The new trailer was a huge hit at the October 21 Cedar Key Seafood Festival, its roll-out event. Friends did not yet have the storage units or steps installed inside because it had only been "home" from being "wrapped" in photos for a few days. However, the inside walls and floors were painted and all the visitors had appropriate praise for its beauty.
Its second big event was the November 11 Junior Ranger Day, where it stood proud again. Expect to see it around more often in the future.
Many thanks to all the volunteers who staffed the Friends booth at the Cedar Key Seafood Festival -- Ann Kamzelski, Jeri Treat, Peg Hall, Debbie Meeks, Denise Feiber, Jay Bushnell, Carol Lang, Judy Johnson, Ron Kamzelski, and Ginessa Mahar.
More than 500 visitors came by to admire the new Community Outreach Trailer and learn more about how the Refuges are doing after the destruction of Hurricane Idalia. Even the folks from FEMA came to visit Friends.
The volunteers shared maps and brochures with many Refuge newcomers and sold lots of Friends awareness-building tee shirts, hats, and earrings. Much fun was had by all.
USDA's Wildlife Services, in partnership with the U.S. Fish & Wildlife Service National Wildlife Refuge System, will conduct feral swine control, outside of scheduled hunt seasons, on the Lower Suwannee National Wildlife Refuge and sample for African swine fever. They will be using many methods including thermal imaging, helicopters, trapping, and traditional shooting. Feral swine are considered invasive species that present a clear harm to native plants and wildlife. African swine fever is a deadly pig disease that spreads rapidly and affects domestic and wild swine. While not a threat to human health, the virus could devastate America’s swine, pork industry, and food supply.

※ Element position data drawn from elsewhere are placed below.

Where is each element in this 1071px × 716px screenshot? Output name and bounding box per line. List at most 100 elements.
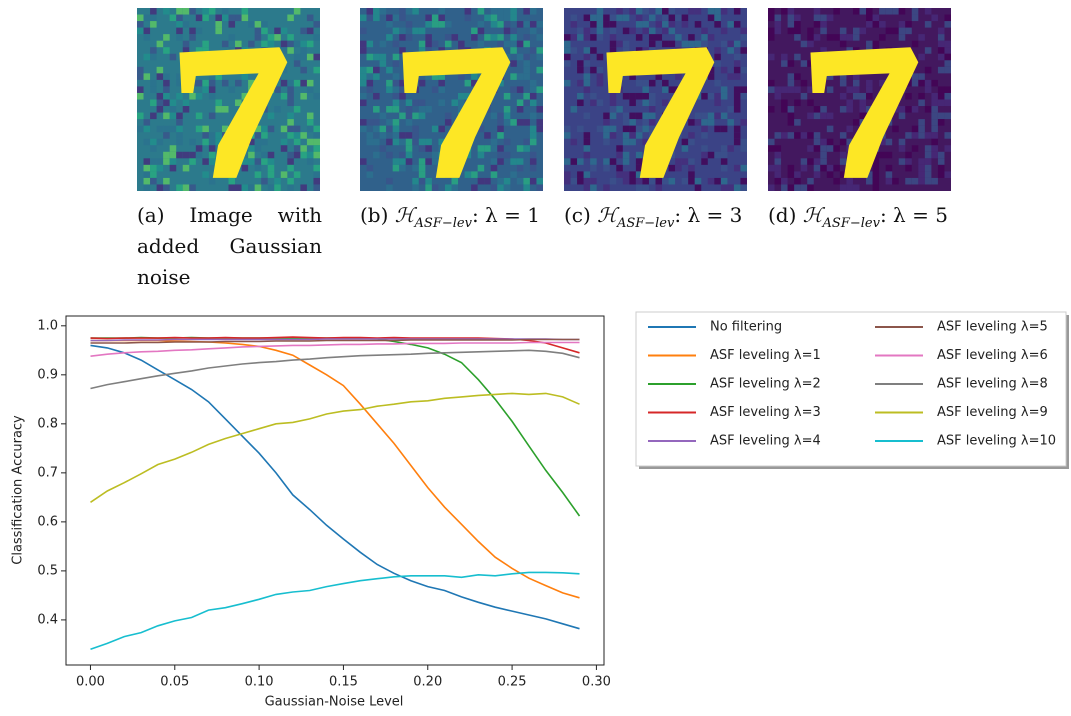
- noise-pixel: [267, 184, 275, 191]
- noise-pixel: [642, 8, 649, 15]
- noise-pixel: [490, 21, 498, 28]
- noise-pixel: [609, 27, 617, 35]
- noise-pixel: [833, 164, 840, 172]
- noise-pixel: [694, 21, 702, 28]
- noise-pixel: [228, 86, 236, 93]
- noise-pixel: [418, 171, 426, 178]
- noise-pixel: [727, 40, 734, 48]
- caption: (b) ℋASF−lev: λ = 1: [360, 200, 545, 239]
- noise-pixel: [924, 164, 932, 172]
- noise-pixel: [425, 158, 432, 165]
- noise-pixel: [629, 73, 636, 80]
- noise-pixel: [655, 34, 663, 41]
- noise-pixel: [471, 27, 478, 35]
- noise-pixel: [590, 164, 597, 172]
- noise-pixel: [583, 86, 591, 93]
- noise-pixel: [733, 132, 741, 139]
- noise-pixel: [366, 14, 374, 22]
- noise-pixel: [866, 92, 873, 100]
- noise-pixel: [163, 112, 170, 120]
- noise-pixel: [254, 132, 262, 139]
- noise-pixel: [143, 73, 151, 80]
- noise-pixel: [852, 92, 860, 100]
- noise-pixel: [536, 21, 543, 28]
- noise-pixel: [169, 158, 177, 165]
- noise-pixel: [516, 21, 524, 28]
- noise-pixel: [503, 106, 511, 113]
- noise-pixel: [287, 151, 294, 159]
- noise-pixel: [583, 34, 591, 41]
- noise-pixel: [577, 125, 584, 133]
- noise-pixel: [872, 171, 880, 178]
- noise-pixel: [662, 177, 669, 185]
- noise-pixel: [405, 112, 413, 120]
- noise-pixel: [484, 145, 491, 152]
- noise-pixel: [516, 145, 524, 152]
- noise-pixel: [503, 151, 511, 159]
- noise-pixel: [944, 21, 951, 28]
- noise-pixel: [431, 86, 439, 93]
- noise-pixel: [931, 151, 938, 159]
- noise-pixel: [681, 40, 689, 48]
- noise-pixel: [787, 86, 795, 93]
- noise-pixel: [944, 99, 951, 107]
- noise-pixel: [412, 177, 419, 185]
- noise-pixel: [176, 119, 183, 126]
- noise-pixel: [392, 132, 400, 139]
- noise-pixel: [583, 73, 591, 80]
- noise-pixel: [768, 8, 775, 15]
- noise-pixel: [866, 79, 873, 87]
- noise-pixel: [169, 112, 177, 120]
- noise-pixel: [740, 86, 747, 93]
- legend-label: ASF leveling λ=4: [710, 434, 821, 449]
- noise-pixel: [813, 112, 821, 120]
- noise-pixel: [794, 27, 801, 35]
- noise-pixel: [733, 164, 741, 172]
- noise-pixel: [800, 164, 808, 172]
- noise-pixel: [425, 138, 432, 146]
- noise-pixel: [536, 177, 543, 185]
- noise-pixel: [163, 99, 170, 107]
- noise-pixel: [248, 158, 255, 165]
- noise-pixel: [399, 138, 406, 146]
- noise-pixel: [523, 177, 530, 185]
- noise-pixel: [879, 151, 886, 159]
- noise-pixel: [418, 145, 426, 152]
- noise-pixel: [688, 8, 695, 15]
- noise-pixel: [564, 34, 571, 41]
- noise-pixel: [202, 125, 209, 133]
- noise-pixel: [425, 106, 432, 113]
- noise-pixel: [768, 34, 775, 41]
- noise-pixel: [911, 145, 919, 152]
- noise-pixel: [293, 132, 301, 139]
- noise-pixel: [911, 132, 919, 139]
- noise-pixel: [386, 138, 393, 146]
- noise-pixel: [386, 125, 393, 133]
- noise-pixel: [642, 119, 649, 126]
- noise-pixel: [510, 47, 517, 54]
- noise-pixel: [536, 47, 543, 54]
- noise-pixel: [872, 164, 880, 172]
- noise-pixel: [918, 73, 925, 80]
- noise-pixel: [918, 79, 925, 87]
- noise-pixel: [564, 177, 571, 185]
- digit: [810, 47, 919, 178]
- noise-pixel: [412, 164, 419, 172]
- noise-pixel: [648, 40, 656, 48]
- noise-pixel: [228, 14, 236, 22]
- noise-pixel: [616, 8, 623, 15]
- panel-image: [564, 8, 747, 191]
- noise-pixel: [733, 73, 741, 80]
- noise-pixel: [720, 125, 728, 133]
- noise-pixel: [590, 99, 597, 107]
- noise-pixel: [774, 92, 782, 100]
- noise-pixel: [807, 112, 814, 120]
- noise-pixel: [733, 106, 741, 113]
- noise-pixel: [169, 53, 177, 61]
- noise-pixel: [781, 60, 788, 67]
- noise-pixel: [846, 86, 853, 93]
- noise-pixel: [879, 79, 886, 87]
- noise-pixel: [879, 34, 886, 41]
- noise-pixel: [931, 119, 938, 126]
- noise-pixel: [826, 164, 834, 172]
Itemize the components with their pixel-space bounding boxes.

Fortunately, it does not affect Swamp or Skunk Apes! Read Dan Chapman's Hunting and Swamp Ape story here.
Friends will update this information when the program begins.
A 4th grade class from Old Town will be learning about the Refuges this fall using the Junior Ranger workbooks and coming on a field trip in November to see and experience the Lower Suwannee Refuge for themselves. They follow in the footsteps of a similar class that earned their Junior Ranger badges last May and another group from the Cedar Key Summer Program that earned theirs in June.
Friends works with the teachers and Refuge staff to help the students through several stations where the explore different habitats, work nature puzzles, draw animals and plants they observe, and record observations as citizen scientists.
It takes at least two volunteers for each station. Friends could really use some help with this fun-for-all undertaking. If you could join the effort, please email firstname.lastname@example.org
The October Open House, the first since the hurricane, attracted fewer visitors than usual. The trail down to the beach side of the island was destroyed and the cliff further eroded, making it necessary to build a longer new trail that is more difficult to walk.
Thanks to Friends' member Ann Kamzelski for the photos which she took while volunteering at the October Open House.
It is important for visitors to note that Seahorse Key is an island almost 3 miles from Cedar Key. Access is only by boat. There are no amenities, such as food or water on the island. Restroom facilities are limited.
Should there be a medical or other emergency requiring professional assistance or evacuation, response times could be lengthy.
Please plan with this in mind. Seahorse Key is wonderful, but it is not a walk in the proverbial park.